The technology allows a shopper to take or upload a picture in a retailer’s app, and the app will surface results that are most visually similar from the retailer’s product inventory. For example, if a shopper sees a shirt she likes, she can take a picture and find a similar-looking one to buy in the Neiman Marcus app. Slyce gets an updated product feed every night to ensure the inventory stays current.

This technology can be particularly useful when shoppers don’t know how to describe a product in words, such as a piece of hardware. A Slyce executive said the number of visual searches in Home Depot’s app dwarf’s all of Slyce’s other clients.


The technology will be displayed next at a Tommy Hilfiger fashion show during  Milan Fashion Week on Feb. 25. A consumer will be able to snap a picture of an outfit going down the runway, and then find those items to buy in its Tommyland app.


New Balance and a 3-D foot scanner

volumental In an effort to make online orders of shoes fit more accurately, Volumental developed a 3-D scanner for shoe retailers. The $6,500 hardware and $3,500 software scans a consumer’s feet to get an accurate measurement of each foot’s length, arch height, ball width and seven other factors, to find the best-fitting shoe from the retailer based on these measurements. The technology also factors in if the consumer prefers a loose or tight-fitting shoe.

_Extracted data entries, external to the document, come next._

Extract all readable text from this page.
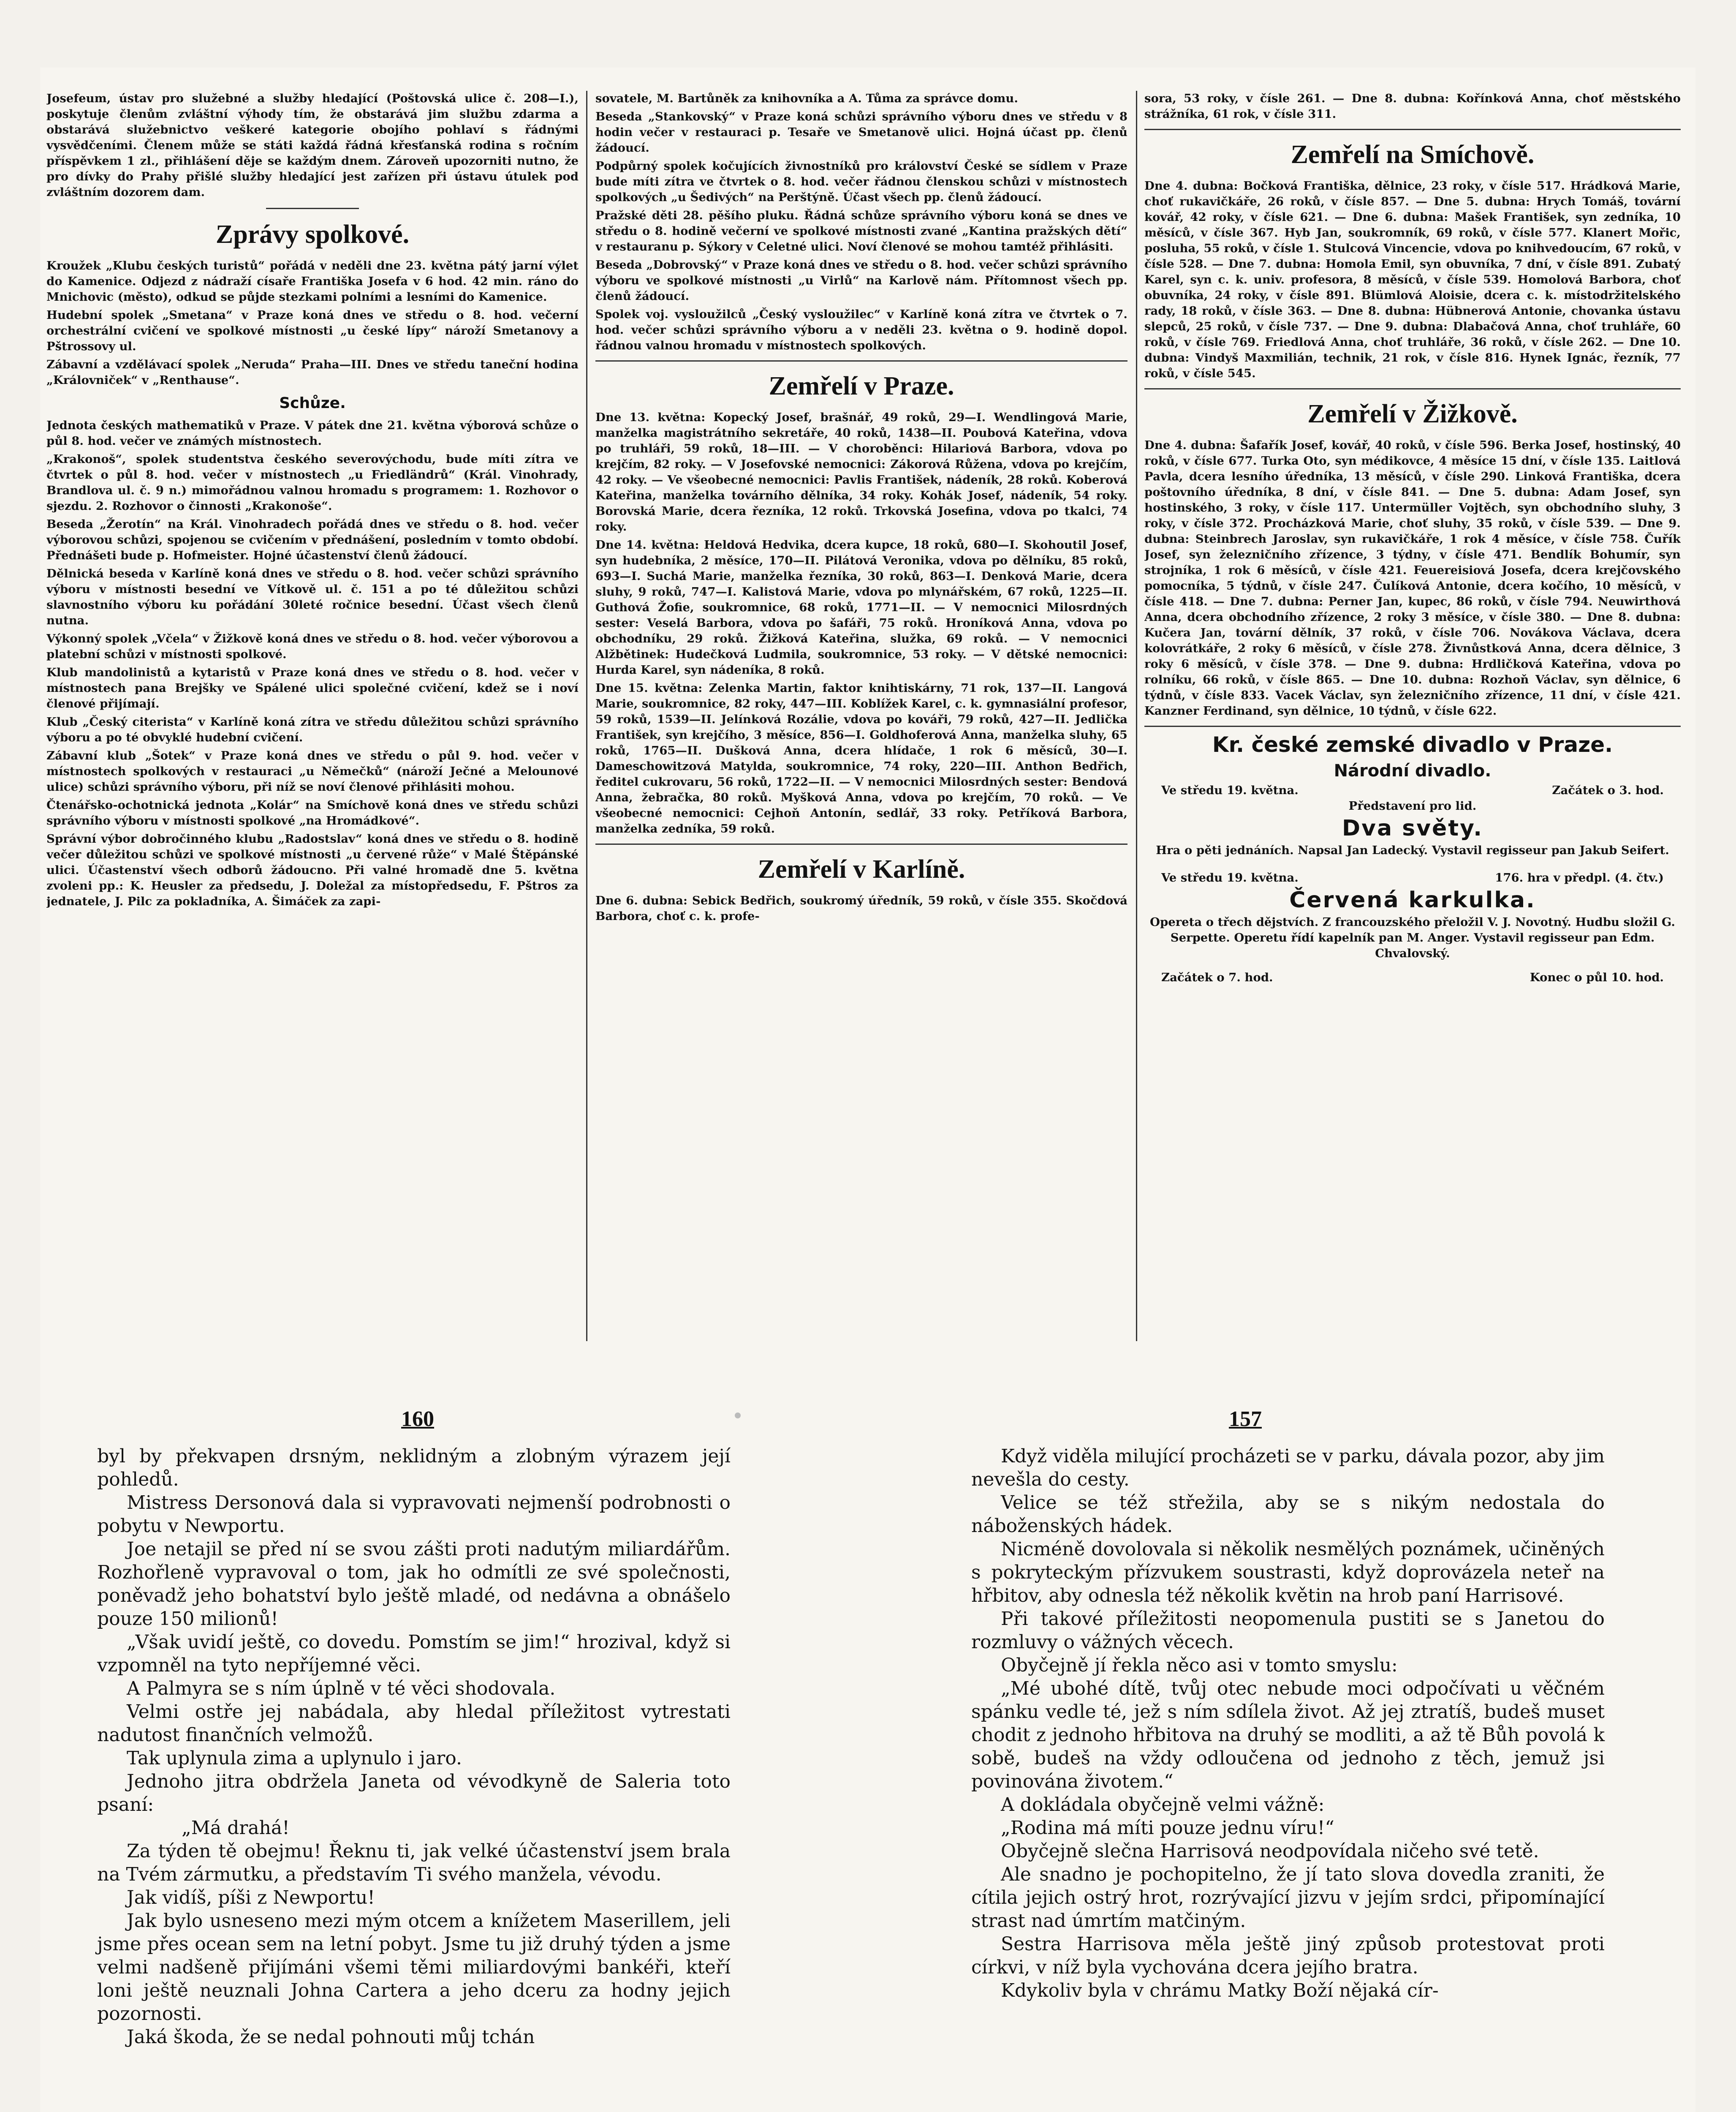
Josefeum, ústav pro služebné a služby hledající (Poštovská ulice č. 208—I.), poskytuje členům zvláštní výhody tím, že obstarává jim službu zdarma a obstarává služebnictvo veškeré kategorie obojího pohlaví s řádnými vysvědčeními. Členem může se státi každá řádná křesťanská rodina s ročním příspěvkem 1 zl., přihlášení děje se každým dnem. Zároveň upozorniti nutno, že pro dívky do Prahy přišlé služby hledající jest zařízen při ústavu útulek pod zvláštním dozorem dam.

Zprávy spolkové.

Kroužek „Klubu českých turistů“ pořádá v neděli dne 23. května pátý jarní výlet do Kamenice. Odjezd z nádraží císaře Františka Josefa v 6 hod. 42 min. ráno do Mnichovic (město), odkud se půjde stezkami polními a lesními do Kamenice.

Hudební spolek „Smetana“ v Praze koná dnes ve středu o 8. hod. večerní orchestrální cvičení ve spolkové místnosti „u české lípy“ nároží Smetanovy a Pštrossovy ul.

Zábavní a vzdělávací spolek „Neruda“ Praha—III. Dnes ve středu taneční hodina „Královniček“ v „Renthause“.

Schůze.

Jednota českých mathematiků v Praze. V pátek dne 21. května výborová schůze o půl 8. hod. večer ve známých místnostech.

„Krakonoš“, spolek studentstva českého severovýchodu, bude míti zítra ve čtvrtek o půl 8. hod. večer v místnostech „u Friedländrů“ (Král. Vinohrady, Brandlova ul. č. 9 n.) mimořádnou valnou hromadu s programem: 1. Rozhovor o sjezdu. 2. Rozhovor o činnosti „Krakonoše“.

Beseda „Žerotín“ na Král. Vinohradech pořádá dnes ve středu o 8. hod. večer výborovou schůzi, spojenou se cvičením v přednášení, posledním v tomto období. Přednášeti bude p. Hofmeister. Hojné účastenství členů žádoucí.

Dělnická beseda v Karlíně koná dnes ve středu o 8. hod. večer schůzi správního výboru v místnosti besední ve Vítkově ul. č. 151 a po té důležitou schůzi slavnostního výboru ku pořádání 30leté ročnice besední. Účast všech členů nutna.

Výkonný spolek „Včela“ v Žižkově koná dnes ve středu o 8. hod. večer výborovou a platební schůzi v místnosti spolkové.

Klub mandolinistů a kytaristů v Praze koná dnes ve středu o 8. hod. večer v místnostech pana Brejšky ve Spálené ulici společné cvičení, kdež se i noví členové přijímají.

Klub „Český citerista“ v Karlíně koná zítra ve středu důležitou schůzi správního výboru a po té obvyklé hudební cvičení.

Zábavní klub „Šotek“ v Praze koná dnes ve středu o půl 9. hod. večer v místnostech spolkových v restauraci „u Němečků“ (nároží Ječné a Melounové ulice) schůzi správního výboru, při níž se noví členové přihlásiti mohou.

Čtenářsko-ochotnická jednota „Kolár“ na Smíchově koná dnes ve středu schůzi správního výboru v místnosti spolkové „na Hromádkové“.

Správní výbor dobročinného klubu „Radostslav“ koná dnes ve středu o 8. hodině večer důležitou schůzi ve spolkové místnosti „u červené růže“ v Malé Štěpánské ulici. Účastenství všech odborů žádoucno. Při valné hromadě dne 5. května zvoleni pp.: K. Heusler za předsedu, J. Doležal za místopředsedu, F. Pštros za jednatele, J. Pilc za pokladníka, A. Šimáček za zapi-

sovatele, M. Bartůněk za knihovníka a A. Tůma za správce domu.

Beseda „Stankovský“ v Praze koná schůzi správního výboru dnes ve středu v 8 hodin večer v restauraci p. Tesaře ve Smetanově ulici. Hojná účast pp. členů žádoucí.

Podpůrný spolek kočujících živnostníků pro království České se sídlem v Praze bude míti zítra ve čtvrtek o 8. hod. večer řádnou členskou schůzi v místnostech spolkových „u Šedivých“ na Perštýně. Účast všech pp. členů žádoucí.

Pražské děti 28. pěšího pluku. Řádná schůze správního výboru koná se dnes ve středu o 8. hodině večerní ve spolkové místnosti zvané „Kantina pražských dětí“ v restauranu p. Sýkory v Celetné ulici. Noví členové se mohou tamtéž přihlásiti.

Beseda „Dobrovský“ v Praze koná dnes ve středu o 8. hod. večer schůzi správního výboru ve spolkové místnosti „u Virlů“ na Karlově nám. Přítomnost všech pp. členů žádoucí.

Spolek voj. vysloužilců „Český vysloužilec“ v Karlíně koná zítra ve čtvrtek o 7. hod. večer schůzi správního výboru a v neděli 23. května o 9. hodině dopol. řádnou valnou hromadu v místnostech spolkových.

Zemřelí v Praze.

Dne 13. května: Kopecký Josef, brašnář, 49 roků, 29—I. Wendlingová Marie, manželka magistrátního sekretáře, 40 roků, 1438—II. Poubová Kateřina, vdova po truhláři, 59 roků, 18—III. — V choroběnci: Hilariová Barbora, vdova po krejčím, 82 roky. — V Josefovské nemocnici: Zákorová Růžena, vdova po krejčím, 42 roky. — Ve všeobecné nemocnici: Pavlis František, nádeník, 28 roků. Koberová Kateřina, manželka továrního dělníka, 34 roky. Kohák Josef, nádeník, 54 roky. Borovská Marie, dcera řezníka, 12 roků. Trkovská Josefina, vdova po tkalci, 74 roky.

Dne 14. května: Heldová Hedvika, dcera kupce, 18 roků, 680—I. Skohoutil Josef, syn hudebníka, 2 měsíce, 170—II. Pilátová Veronika, vdova po dělníku, 85 roků, 693—I. Suchá Marie, manželka řezníka, 30 roků, 863—I. Denková Marie, dcera sluhy, 9 roků, 747—I. Kalistová Marie, vdova po mlynářském, 67 roků, 1225—II. Guthová Žofie, soukromnice, 68 roků, 1771—II. — V nemocnici Milosrdných sester: Veselá Barbora, vdova po šafáři, 75 roků. Hroníková Anna, vdova po obchodníku, 29 roků. Žižková Kateřina, služka, 69 roků. — V nemocnici Alžbětinek: Hudečková Ludmila, soukromnice, 53 roky. — V dětské nemocnici: Hurda Karel, syn nádeníka, 8 roků.

Dne 15. května: Zelenka Martin, faktor knihtiskárny, 71 rok, 137—II. Langová Marie, soukromnice, 82 roky, 447—III. Koblížek Karel, c. k. gymnasiální profesor, 59 roků, 1539—II. Jelínková Rozálie, vdova po kováři, 79 roků, 427—II. Jedlička František, syn krejčího, 3 měsíce, 856—I. Goldhoferová Anna, manželka sluhy, 65 roků, 1765—II. Dušková Anna, dcera hlídače, 1 rok 6 měsíců, 30—I. Dameschowitzová Matylda, soukromnice, 74 roky, 220—III. Anthon Bedřich, ředitel cukrovaru, 56 roků, 1722—II. — V nemocnici Milosrdných sester: Bendová Anna, žebračka, 80 roků. Myšková Anna, vdova po krejčím, 70 roků. — Ve všeobecné nemocnici: Cejhoň Antonín, sedlář, 33 roky. Petříková Barbora, manželka zedníka, 59 roků.

Zemřelí v Karlíně.

Dne 6. dubna: Sebick Bedřich, soukromý úředník, 59 roků, v čísle 355. Skočdová Barbora, choť c. k. profe-

sora, 53 roky, v čísle 261. — Dne 8. dubna: Kořínková Anna, choť městského strážníka, 61 rok, v čísle 311.

Zemřelí na Smíchově.

Dne 4. dubna: Bočková Františka, dělnice, 23 roky, v čísle 517. Hrádková Marie, choť rukavičkáře, 26 roků, v čísle 857. — Dne 5. dubna: Hrych Tomáš, tovární kovář, 42 roky, v čísle 621. — Dne 6. dubna: Mašek František, syn zedníka, 10 měsíců, v čísle 367. Hyb Jan, soukromník, 69 roků, v čísle 577. Klanert Mořic, posluha, 55 roků, v čísle 1. Stulcová Vincencie, vdova po knihvedoucím, 67 roků, v čísle 528. — Dne 7. dubna: Homola Emil, syn obuvníka, 7 dní, v čísle 891. Zubatý Karel, syn c. k. univ. profesora, 8 měsíců, v čísle 539. Homolová Barbora, choť obuvníka, 24 roky, v čísle 891. Blümlová Aloisie, dcera c. k. místodržitelského rady, 18 roků, v čísle 363. — Dne 8. dubna: Hübnerová Antonie, chovanka ústavu slepců, 25 roků, v čísle 737. — Dne 9. dubna: Dlabačová Anna, choť truhláře, 60 roků, v čísle 769. Friedlová Anna, choť truhláře, 36 roků, v čísle 262. — Dne 10. dubna: Vindyš Maxmilián, technik, 21 rok, v čísle 816. Hynek Ignác, řezník, 77 roků, v čísle 545.

Zemřelí v Žižkově.

Dne 4. dubna: Šafařík Josef, kovář, 40 roků, v čísle 596. Berka Josef, hostinský, 40 roků, v čísle 677. Turka Oto, syn médikovce, 4 měsíce 15 dní, v čísle 135. Laitlová Pavla, dcera lesního úředníka, 13 měsíců, v čísle 290. Linková Františka, dcera poštovního úředníka, 8 dní, v čísle 841. — Dne 5. dubna: Adam Josef, syn hostinského, 3 roky, v čísle 117. Untermüller Vojtěch, syn obchodního sluhy, 3 roky, v čísle 372. Procházková Marie, choť sluhy, 35 roků, v čísle 539. — Dne 9. dubna: Steinbrech Jaroslav, syn rukavičkáře, 1 rok 4 měsíce, v čísle 758. Čuřík Josef, syn železničního zřízence, 3 týdny, v čísle 471. Bendlík Bohumír, syn strojníka, 1 rok 6 měsíců, v čísle 421. Feuereisiová Josefa, dcera krejčovského pomocníka, 5 týdnů, v čísle 247. Čulíková Antonie, dcera kočího, 10 měsíců, v čísle 418. — Dne 7. dubna: Perner Jan, kupec, 86 roků, v čísle 794. Neuwirthová Anna, dcera obchodního zřízence, 2 roky 3 měsíce, v čísle 380. — Dne 8. dubna: Kučera Jan, tovární dělník, 37 roků, v čísle 706. Novákova Václava, dcera kolovrátkáře, 2 roky 6 měsíců, v čísle 278. Živnůstková Anna, dcera dělnice, 3 roky 6 měsíců, v čísle 378. — Dne 9. dubna: Hrdličková Kateřina, vdova po rolníku, 66 roků, v čísle 865. — Dne 10. dubna: Rozhoň Václav, syn dělnice, 6 týdnů, v čísle 833. Vacek Václav, syn železničního zřízence, 11 dní, v čísle 421. Kanzner Ferdinand, syn dělnice, 10 týdnů, v čísle 622.

Kr. české zemské divadlo v Praze.
Národní divadlo.
Ve středu 19. května.	Začátek o 3. hod.
Představení pro lid.
Dva světy.
Hra o pěti jednáních. Napsal Jan Ladecký. Vystavil regisseur pan Jakub Seifert.
Ve středu 19. května.	176. hra v předpl. (4. čtv.)
Červená karkulka.
Opereta o třech dějstvích. Z francouzského přeložil V. J. Novotný. Hudbu složil G. Serpette. Operetu řídí kapelník pan M. Anger. Vystavil regisseur pan Edm. Chvalovský.
Začátek o 7. hod.	Konec o půl 10. hod.
160	157

byl by překvapen drsným, neklidným a zlobným výrazem její pohledů.

Mistress Dersonová dala si vypravovati nejmenší podrobnosti o pobytu v Newportu.

Joe netajil se před ní se svou zášti proti nadutým miliardářům. Rozhořleně vypravoval o tom, jak ho odmítli ze své společnosti, poněvadž jeho bohatství bylo ještě mladé, od nedávna a obnášelo pouze 150 milionů!

„Však uvidí ještě, co dovedu. Pomstím se jim!“ hrozival, když si vzpomněl na tyto nepříjemné věci.

A Palmyra se s ním úplně v té věci shodovala.

Velmi ostře jej nabádala, aby hledal příležitost vytrestati nadutost finančních velmožů.

Tak uplynula zima a uplynulo i jaro.

Jednoho jitra obdržela Janeta od vévodkyně de Saleria toto psaní:

„Má drahá!

Za týden tě obejmu! Řeknu ti, jak velké účastenství jsem brala na Tvém zármutku, a představím Ti svého manžela, vévodu.

Jak vidíš, píši z Newportu!

Jak bylo usneseno mezi mým otcem a knížetem Maserillem, jeli jsme přes ocean sem na letní pobyt. Jsme tu již druhý týden a jsme velmi nadšeně přijímáni všemi těmi miliardovými bankéři, kteří loni ještě neuznali Johna Cartera a jeho dceru za hodny jejich pozornosti.

Jaká škoda, že se nedal pohnouti můj tchán

Když viděla milující procházeti se v parku, dávala pozor, aby jim nevešla do cesty.

Velice se též střežila, aby se s nikým nedostala do náboženských hádek.

Nicméně dovolovala si několik nesmělých poznámek, učiněných s pokryteckým přízvukem soustrasti, když doprovázela neteř na hřbitov, aby odnesla též několik květin na hrob paní Harrisové.

Při takové příležitosti neopomenula pustiti se s Janetou do rozmluvy o vážných věcech.

Obyčejně jí řekla něco asi v tomto smyslu:

„Mé ubohé dítě, tvůj otec nebude moci odpočívati u věčném spánku vedle té, jež s ním sdílela život. Až jej ztratíš, budeš muset chodit z jednoho hřbitova na druhý se modliti, a až tě Bůh povolá k sobě, budeš na vždy odloučena od jednoho z těch, jemuž jsi povinována životem.“

A dokládala obyčejně velmi vážně:

„Rodina má míti pouze jednu víru!“

Obyčejně slečna Harrisová neodpovídala ničeho své tetě.

Ale snadno je pochopitelno, že jí tato slova dovedla zraniti, že cítila jejich ostrý hrot, rozrývající jizvu v jejím srdci, připomínající strast nad úmrtím matčiným.

Sestra Harrisova měla ještě jiný způsob protestovat proti církvi, v níž byla vychována dcera jejího bratra.

Kdykoliv byla v chrámu Matky Boží nějaká cír-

The shopper can then buy the shoe in the store, or take the information to then buy the shoe online.


The technology is in 1,000 stores globally such as hockey equipment retailer Bauer, and shoe retailers New Balance Athletics Inc. (No. 307), Fleet Feet Sports and Lotta from Stockholm.

According to Volumental, New Balance has had the scanner in a few stores for a year, and those stores have seen a 21.6% increase in sales because of the technology. New Balance declined to comment on sales figures.

This holiday season, the NRF estimates that consumers spent $138.4 billion in nonstore sales, which is 20.0% of its $691.9 billion of total retail sales in November and December, up from 18.7% for 2016 holiday season. (Nonstore sales mainly take place online, but also include mail and telephone orders, door-to-door sales and sales through vending machines.)  E-commerce is a growing portion of total retail sales, and retailers benefit when they add digital technology to assist sales in their physical stores.